CFOs flying blind on counterparty risk as cross-border uncertainty spikes
Rising counterparty risk now eclipses transaction costs as the primary concern for finance chiefs navigating cross-border trade. This shift signals CFOs must adopt embedded finance tools for real-time visibility amid escalating geopolitical tensions and fragmented payment systems. 72% of B2B buyers report stronger loyalty to suppliers offering embedded payment methods.
Overview
PYMNTS research identifies counterparty risk—the danger a trading partner fails to meet obligations—as the dominant threat facing treasury operations. Geopolitical instability, financial market volatility, and partner creditworthiness doubts have rendered traditional risk mitigation tools like contracts and insurance insufficient. The Middle East’s exposure to shipping scams involving cryptocurrency payments underscores regional vulnerabilities in an era of accelerating transaction velocity.
“CFOs are in the business of control,”
— Jeff Feuerstein, senior vice president of Paymode Product Management and Market Strategy for Bottomline, told PYMNTS, adding that technology can “take care of decisions rather than just provide insights.”
Analysis: Feuerstein’s statement captures the paradigm shift from passive monitoring to active risk prevention. Embedded finance integrates compliance checks, liquidity verification, and payment controls directly into workflow systems—transforming treasury operations from reactive to predictive.
The challenge intensifies as trade volumes surge while risk assessment capabilities lag. Liquidity crunches and evolving regulatory frameworks create dangerous blind spots. Fragmented legacy systems fail to provide the real-time partner health data needed for split-second transaction decisions.
Why this matters
For MENA’s fintech ecosystem, this represents a structural growth opportunity. The GCC cross-border fintech market reached $30 billion in 2024, servicing trade flows approaching $1.4 trillion.
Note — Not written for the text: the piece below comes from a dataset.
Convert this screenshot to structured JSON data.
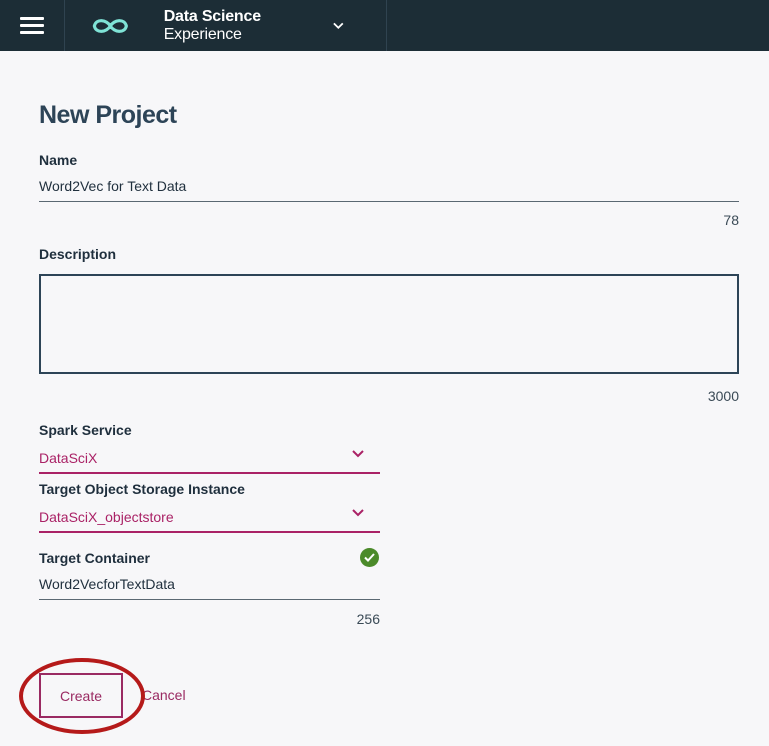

Dubai and Riyadh hubs are positioning themselves as global treasury control centers, directly competing with Singapore and Hong Kong.
Project mBridge—the CBDC initiative involving UAE Central Bank and Saudi Arabia’s SAMA—processed 4,047 transactions worth $55.49 billion by November 2025. This infrastructure eliminates correspondent banking uncertainties that historically obscured counterparty visibility, particularly on volatile corridors to South Asia and within intra-GCC trade.
MENA fintechs offering embedded treasury solutions gain competitive advantage as global interest rate volatility amplifies emerging market credit risk. Traditional banking relationships provide insufficient transparency for CFOs managing diversified supplier networks across jurisdictions with varying regulatory standards.
What’s next
What to watch next: Monitor mBridge adoption rates among corporate treasuries and the emergence of stablecoin settlement rails for B2B cross-border payments. These technologies will define which regional financial centers capture treasury mandate share.
Conclusion
Embedded finance infrastructure charts MENA’s path toward agile, low-risk cross-border payment dominance—a critical pillar of Saudi Vision 2030 and Dubai’s D33 economic diversification strategies.